At the hospital, they tell him only one survived. They're not yet sure who.
He waits outside, running his hands through his hair, praying, waiting, and registering pain.
Finally, a thin man in blue scrubs emerges.
The doctor tells him that she is the one who is alive, barely. It is a miracle. He is overcome with joy and sadness as the family members of the others are reduced to tears and sobs.
He hugs the doctor, crying into his shoulder, but the doctor pries him away. There is something else to say.
She will never be able to fly again.
He stumbles to his knees and cries, because he knows that her heart will be broken. And therefore, his heart is broken.

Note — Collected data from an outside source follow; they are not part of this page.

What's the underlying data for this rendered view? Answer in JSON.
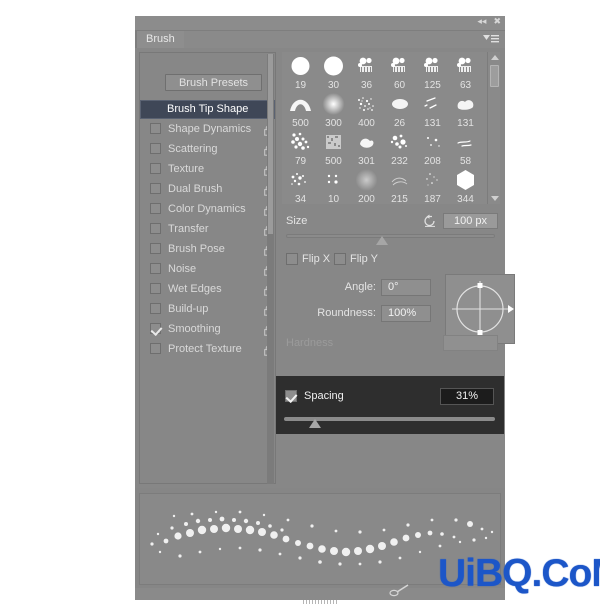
{
  "window": {
    "title_bar_icons": [
      "collapse-icon",
      "close-icon"
    ],
    "tab_label": "Brush",
    "panel_menu_icon": "panel-menu-icon"
  },
  "left_panel": {
    "presets_button": "Brush Presets",
    "options": [
      {
        "label": "Brush Tip Shape",
        "selected": true,
        "checkbox": false,
        "checked": false,
        "lock": false
      },
      {
        "label": "Shape Dynamics",
        "selected": false,
        "checkbox": true,
        "checked": false,
        "lock": true
      },
      {
        "label": "Scattering",
        "selected": false,
        "checkbox": true,
        "checked": false,
        "lock": true
      },
      {
        "label": "Texture",
        "selected": false,
        "checkbox": true,
        "checked": false,
        "lock": true
      },
      {
        "label": "Dual Brush",
        "selected": false,
        "checkbox": true,
        "checked": false,
        "lock": true
      },
      {
        "label": "Color Dynamics",
        "selected": false,
        "checkbox": true,
        "checked": false,
        "lock": true
      },
      {
        "label": "Transfer",
        "selected": false,
        "checkbox": true,
        "checked": false,
        "lock": true
      },
      {
        "label": "Brush Pose",
        "selected": false,
        "checkbox": true,
        "checked": false,
        "lock": true
      },
      {
        "label": "Noise",
        "selected": false,
        "checkbox": true,
        "checked": false,
        "lock": true
      },
      {
        "label": "Wet Edges",
        "selected": false,
        "checkbox": true,
        "checked": false,
        "lock": true
      },
      {
        "label": "Build-up",
        "selected": false,
        "checkbox": true,
        "checked": false,
        "lock": true
      },
      {
        "label": "Smoothing",
        "selected": false,
        "checkbox": true,
        "checked": true,
        "lock": true
      },
      {
        "label": "Protect Texture",
        "selected": false,
        "checkbox": true,
        "checked": false,
        "lock": true
      }
    ]
  },
  "brush_grid": {
    "columns": 6,
    "tips": [
      {
        "size": "19",
        "shape": "round-soft"
      },
      {
        "size": "30",
        "shape": "round-soft"
      },
      {
        "size": "36",
        "shape": "textured"
      },
      {
        "size": "60",
        "shape": "textured"
      },
      {
        "size": "125",
        "shape": "textured"
      },
      {
        "size": "63",
        "shape": "textured"
      },
      {
        "size": "500",
        "shape": "arch"
      },
      {
        "size": "300",
        "shape": "soft-glow"
      },
      {
        "size": "400",
        "shape": "speckle"
      },
      {
        "size": "26",
        "shape": "blob"
      },
      {
        "size": "131",
        "shape": "streaks"
      },
      {
        "size": "131",
        "shape": "cloud"
      },
      {
        "size": "79",
        "shape": "dots"
      },
      {
        "size": "500",
        "shape": "grain"
      },
      {
        "size": "301",
        "shape": "splash"
      },
      {
        "size": "232",
        "shape": "scatter"
      },
      {
        "size": "208",
        "shape": "sparse"
      },
      {
        "size": "58",
        "shape": "flick"
      },
      {
        "size": "34",
        "shape": "spatter"
      },
      {
        "size": "10",
        "shape": "dots-small"
      },
      {
        "size": "200",
        "shape": "soft-blur"
      },
      {
        "size": "215",
        "shape": "wisp"
      },
      {
        "size": "187",
        "shape": "fine-dots"
      },
      {
        "size": "344",
        "shape": "hexagon"
      }
    ],
    "scrollbar": {
      "up_arrow_icon": "scroll-up-arrow-icon",
      "down_arrow_icon": "scroll-down-arrow-icon"
    }
  },
  "controls": {
    "size_label": "Size",
    "size_value": "100 px",
    "size_reset_icon": "reset-size-icon",
    "size_slider_percent": 48,
    "flip_x_label": "Flip X",
    "flip_x_checked": false,
    "flip_y_label": "Flip Y",
    "flip_y_checked": false,
    "angle_label": "Angle:",
    "angle_value": "0°",
    "roundness_label": "Roundness:",
    "roundness_value": "100%",
    "hardness_label": "Hardness",
    "hardness_value": "",
    "hardness_disabled": true,
    "angle_pad_icon": "angle-roundness-pad-icon"
  },
  "spacing": {
    "label": "Spacing",
    "checked": true,
    "value": "31%",
    "slider_percent": 16,
    "highlight_color": "#2e2e2e"
  },
  "preview": {
    "label": "brush-stroke-preview"
  },
  "footer": {
    "new_brush_icon": "create-new-brush-icon"
  },
  "watermark": {
    "text": "UiBQ.CoM",
    "color": "#1c56c8"
  }
}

There is nothing she wants more. Not even him.
A year passes. She does not awake from the coma.
He visits her every day. Reads to her by the side of her hospital bed. Sings to her. He cuts her hair. After a year, they watch the ball drop on TV.
He kisses her on the cheek, and realizes how much older she has grown after so long.
And he cries at home, watching the tears streak down the sides of the glass.
When she wakes, there is little that she recognizes.
The ship is gone. She sits in a hospital bed alone. When she sees her reflection in the blackness of the dead TV mounted on the wall, she screams.
For so long, she expected to be older. She had prepared for it. The training. They had plotted what she would look like, and she had stared at the pictures for months.
But this reflection is not her. This reflection is still young.
The nurses come running in. She's awake. They call him.
The explaining takes hours. She cries through all of it. The tears stain the blankets.
She does not understand why he is awake. He was supposed to sleep, she says. She screams at him. He was supposed to sleep.
He does not tell her that she will never be able to fly again. Not yet.
He can't.
She recovers quickly, though it is painful. The burns on her legs have left nasty scars. The physical therapy is difficult, but she is determined.
Within a month, she comes back to the house with him.
And she starts training. In a year, she will be able to fly again, she says. She fills the house with books, and she reads all of them, training, preparing.
He watches her every day, and he cannot sleep at night. A letter arrives at the house. A letter of dismissal from the space program. He hides it.
Sometimes, he wishes he would have slept.
It is not long after that he cannot bear it any longer, and he shows her the letter.
At first she thinks he is joking, and does not look up from her books. But when she realizes, she screams. Screams at him for everything. Collapses in her screams.
He cries himself, knowing how much she wanted to go. He tries to take her in his arms, his little girl, tries to hold her close. But she will have none of it.
She runs to the jump-pod inside the house, and before he can stop her, she is inside, and threatening him. She'll set it for a thousand years ahead. She'll never wake.
He beats against the glass. He cries aloud. He begs her not to, but she only shouts back from the other side. She blames him for not sleeping. He would not have to endure this pain if he had just slept.
So he tells her that commitment is love, and love is pain, and risk, and strength, and growth, and sacrifice, and living for another. To skip those things is nothing.
To suffer them is everything.
And he tells her that he loves her.
What force it is, irresistible, that draws her from this sleep.
The End
This story was first published on Tuesday, September 15th, 2015


Author Comments

The idea for this came to me while I was in class. I worked out some of the main points of the story in my notebook and then typed it up when I got back to my dorm. I'm sure it looked like I was taking studious notes on the lecture, but I was actually listening to my muse.